Папа не притрагивается к блину, а Элиза тянется к стакану с водой. Выпив воды, она отодвигает стакан.
— Вот как? — я обращаюсь к Халвору. — Думаешь, хорошая фотография, да? Я думаю — да. Не, я на самом деле считаю, что она очень хорошая. Понимаю, почему тебе нравится смотреть на нее. На них такая красивая форма, очень красивая, белая такая.
Какая-то странная тревога поднимается во мне, страх, что я делаю что-то, чего сама не понимаю, а все думают, будто я понимаю больше, чем на самом деле. Солнечный свет пробивается к самому стволу сосны и окрашивает его чуть ли не в оранжевый.
— Может, уже заткнешься, — не выдерживает Халвор. — Черт тебя побери.
Папа, отложив вилку, поднимает на меня глаза. Он не смотрит на Халвора, который орет «черт побери», его взгляд устремлен прямо на меня.
— Моника, почему ты такая зануда? — вздыхает Элиза.
— Что? — восклицаю я. — А что не так?
Элиза поворачивается к отцу.
— Ну, так что насчет дачи? — спрашивает она. — Если вы не поедете. Мы же будем предельно осторожны. Само собой. Так хочется горным воздухом подышать! Всего на несколько дней!

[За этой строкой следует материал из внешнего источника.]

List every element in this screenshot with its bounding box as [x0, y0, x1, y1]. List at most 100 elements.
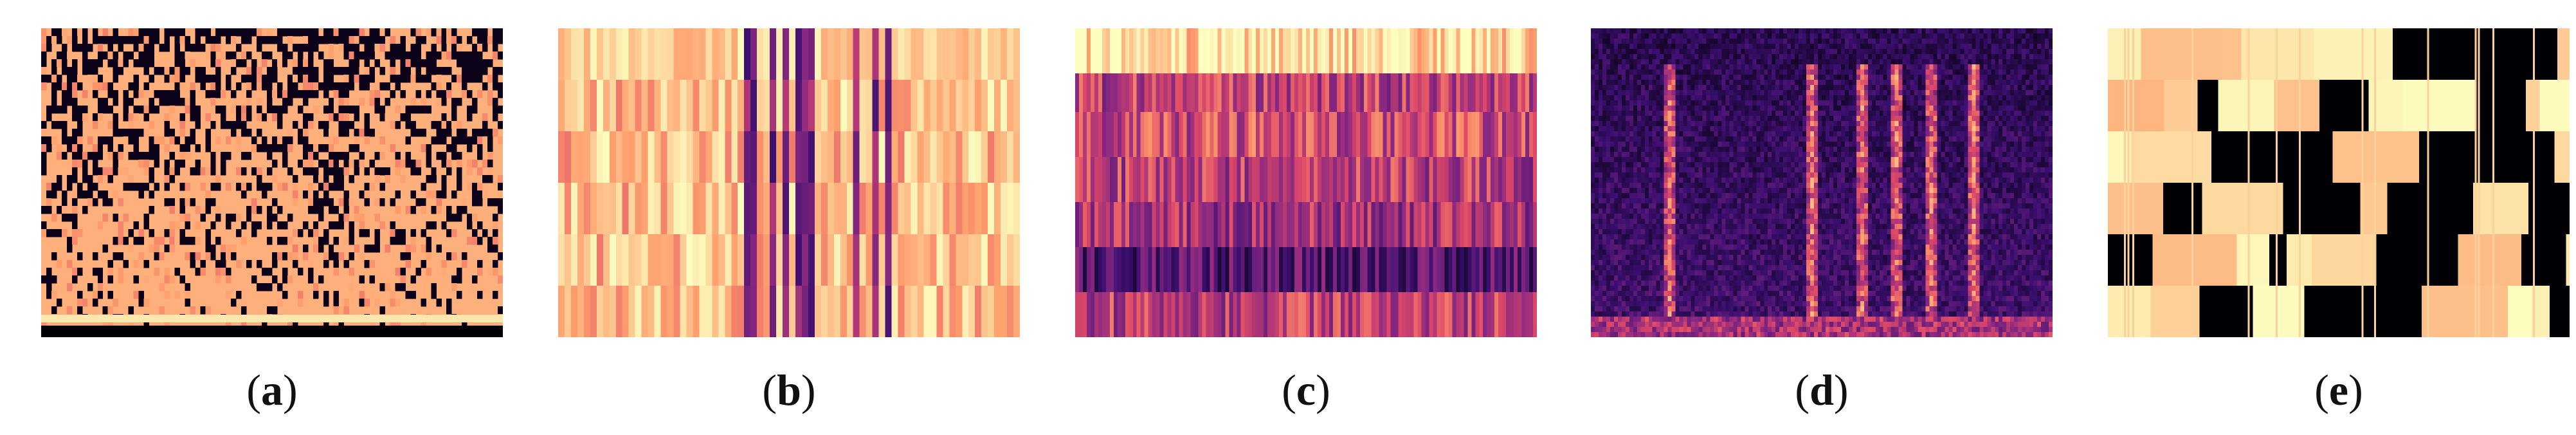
spectrogram-cell — [1152, 247, 1157, 292]
spectrogram-cell — [1799, 75, 1803, 80]
spectrogram-cell — [1867, 75, 1873, 80]
spectrogram-cell — [2014, 69, 2018, 75]
spectrogram-cell — [195, 67, 201, 75]
spectrogram-cell — [236, 291, 242, 299]
spectrogram-cell — [1945, 64, 1949, 70]
spectrogram-cell — [313, 167, 319, 176]
spectrogram-cell — [1652, 54, 1657, 60]
spectrogram-cell — [1260, 292, 1264, 337]
spectrogram-cell — [477, 268, 483, 276]
spectrogram-cell — [1359, 112, 1365, 157]
spectrogram-cell — [354, 129, 360, 137]
spectrogram-cell — [2033, 69, 2038, 75]
caption-a: (a) — [246, 366, 298, 414]
spectrogram-cell — [1156, 247, 1161, 292]
spectrogram-cell — [349, 252, 355, 261]
spectrogram-cell — [1136, 112, 1141, 157]
spectrogram-cell — [1644, 80, 1649, 86]
spectrogram-cell — [968, 286, 975, 337]
spectrogram-cell — [1363, 157, 1368, 202]
spectrogram-cell — [205, 206, 211, 214]
spectrogram-cell — [482, 44, 488, 52]
spectrogram-cell — [1814, 33, 1819, 39]
spectrogram-cell — [426, 144, 431, 153]
spectrogram-cell — [390, 59, 395, 68]
spectrogram-cell — [385, 82, 390, 91]
spectrogram-cell — [1213, 202, 1218, 247]
spectrogram-cell — [936, 80, 943, 132]
spectrogram-cell — [1902, 69, 1907, 75]
spectrogram-cell — [1336, 112, 1341, 157]
spectrogram-cell — [246, 75, 252, 83]
spectrogram-cell — [179, 51, 185, 60]
spectrogram-cell — [246, 183, 252, 191]
spectrogram-cell — [441, 268, 447, 276]
spectrogram-cell — [226, 152, 231, 160]
spectrogram-cell — [2014, 90, 2018, 96]
spectrogram-cell — [2037, 49, 2042, 55]
spectrogram-cell — [1818, 100, 1822, 106]
spectrogram-cell — [1075, 112, 1080, 157]
spectrogram-cell — [1768, 49, 1772, 55]
spectrogram-cell — [1910, 111, 1915, 116]
spectrogram-cell — [107, 90, 114, 98]
spectrogram-cell — [369, 67, 376, 75]
spectrogram-cell — [472, 51, 478, 60]
spectrogram-cell — [2049, 39, 2053, 44]
spectrogram-cell — [1090, 157, 1095, 202]
spectrogram-cell — [1448, 112, 1453, 157]
spectrogram-cell — [46, 183, 52, 191]
spectrogram-cell — [2006, 33, 2011, 39]
spectrogram-cell — [226, 51, 231, 60]
spectrogram-cell — [1806, 69, 1811, 75]
spectrogram-cell — [1714, 39, 1718, 44]
spectrogram-cell — [1948, 75, 1953, 80]
spectrogram-cell — [1306, 28, 1311, 73]
spectrogram-cell — [1502, 157, 1507, 202]
spectrogram-cell — [1814, 59, 1819, 65]
spectrogram-cell — [1213, 73, 1218, 112]
spectrogram-cell — [1975, 33, 1980, 39]
spectrogram-cell — [1729, 69, 1734, 75]
spectrogram-cell — [215, 28, 221, 37]
spectrogram-cell — [776, 80, 783, 132]
spectrogram-cell — [395, 82, 401, 91]
spectrogram-cell — [1968, 39, 1972, 44]
spectrogram-cell — [333, 306, 340, 315]
spectrogram-cell — [1840, 39, 1846, 44]
spectrogram-cell — [1848, 28, 1853, 34]
spectrogram-cell — [426, 28, 431, 37]
spectrogram-cell — [725, 28, 732, 80]
spectrogram-cell — [1937, 59, 1941, 65]
spectrogram-cell — [1741, 100, 1745, 106]
spectrogram-cell — [750, 28, 757, 80]
spectrogram-cell — [1494, 202, 1499, 247]
spectrogram-cell — [1159, 202, 1165, 247]
spectrogram-cell — [400, 237, 406, 245]
spectrogram-cell — [400, 75, 406, 83]
spectrogram-cell — [323, 67, 329, 75]
spectrogram-cell — [364, 113, 370, 122]
spectrogram-cell — [226, 268, 231, 276]
spectrogram-cell — [1791, 111, 1795, 116]
spectrogram-cell — [1987, 106, 1991, 111]
spectrogram-cell — [1521, 292, 1526, 337]
spectrogram-cell — [2045, 39, 2049, 44]
spectrogram-cell — [1952, 106, 1957, 111]
spectrogram-cell — [467, 214, 473, 222]
spectrogram-cell — [441, 44, 447, 52]
spectrogram-cell — [1386, 73, 1392, 112]
spectrogram-cell — [246, 51, 252, 60]
spectrogram-cell — [395, 283, 401, 292]
spectrogram-cell — [77, 160, 83, 168]
spectrogram-cell — [292, 183, 298, 191]
spectrogram-cell — [277, 206, 283, 214]
spectrogram-cell — [441, 90, 447, 98]
spectrogram-cell — [641, 80, 649, 132]
spectrogram-cell — [1602, 116, 1607, 122]
spectrogram-cell — [1887, 33, 1892, 39]
spectrogram-cell — [1802, 80, 1807, 86]
spectrogram-cell — [1948, 106, 1953, 111]
spectrogram-cell — [1213, 28, 1218, 73]
spectrogram-cell — [1737, 80, 1741, 86]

Густые волосы у папы на затылке и по бокам обрамляют почти лысую макушку, все, что там осталось, — несколько волосков, правда толстых, как конский волос, они зачесаны наискосок. На Элизу папа не обращает никакого внимания, он смотрит на меня, наклоняется ко мне. Я даже моргнуть не могу, так у меня все глаза высохнут. Он набирает воздуха, чтобы что-то сказать, но тут встревает Элиза:
— Мы будем перекрывать газ в баллоне каждый раз после готовки.

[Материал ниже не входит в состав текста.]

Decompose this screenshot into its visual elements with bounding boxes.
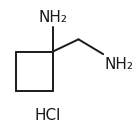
Text: NH₂: NH₂ [104, 57, 133, 72]
Text: NH₂: NH₂ [38, 10, 67, 24]
Text: HCl: HCl [34, 108, 61, 123]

И папа отводит от меня взгляд.
— Мы обсудим это потом, — говорит он Элизе.
Пятна солнечного света и тени танцуют по стене гостиной. Они то скользят, то дрожат, то слегка подпрыгивают — вверх и вниз. Резкий порыв ветра ударяет в крону деревьев перед окном, и причудливый узор из света и тени рассыпается, все вокруг сначала заливает яркий свет, потом — темнота, снова вспыхивает свет, и узор из света и тени возвращается. Но он уже другой. Так и жизнь, она может измениться в один миг, и может меняться множество раз в течение дня. Меняюсь и я, и больше уже никогда не стану прежней. Я сижу, не двигаясь, в зеленом кресле и дышу ровно и спокойно, а листья за окном трепещут и колышутся без остановки. Моя единственная надежда в том, что я буду меняться бесконечно. Я сижу босая, с грязными ногтями на ногах.

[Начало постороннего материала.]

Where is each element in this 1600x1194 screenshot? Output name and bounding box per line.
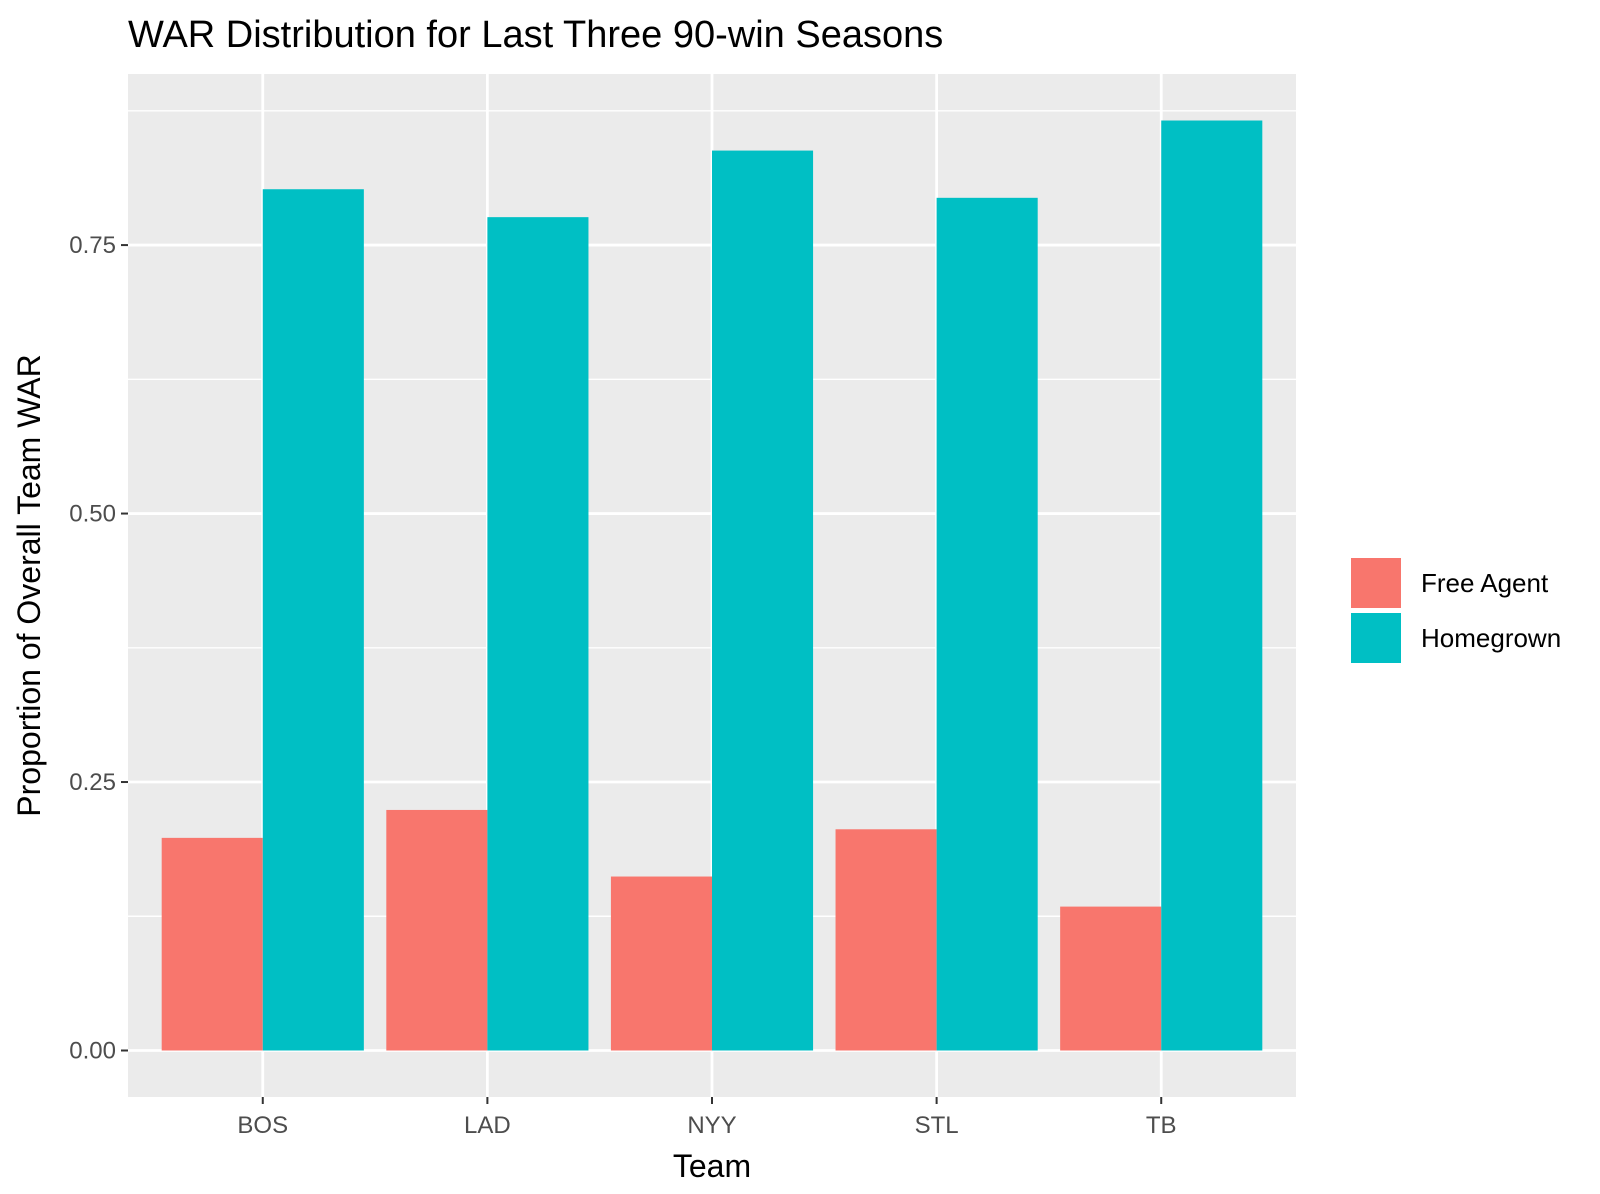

Папа похлопывает Кнертена у дверей и говорит: «Ах ты, какой же ты славный, и какая у тебя чудесная собачья жизнь». Я зову Кнертена, но он только поворачивает голову и, мельком взглянув на меня, бежит за папой. Теперь меня никто не любит, на меня нельзя положиться. Мама с папой проходят мимо, не глядя на меня. Словно надеются, что то чувство, которое они ко мне испытывают, исчезнет само по себе, а пока кто-нибудь другой возьмет на себя заботу обо мне или я сама справлюсь — вот на что они рассчитывают. Они даже не попросили меня убрать со стола или вымыть посуду. Тетя Лив любезна со мной, но в ее дружелюбии сквозит грусть. От моих рук, грязных и липких, пахнет лошадью, и этот запах неистребим. У Элизы вид занятой и отстраненный, она собирает вещи, пора возвращаться в Осло в медицинский колледж. А я не хочу, чтобы она уезжала.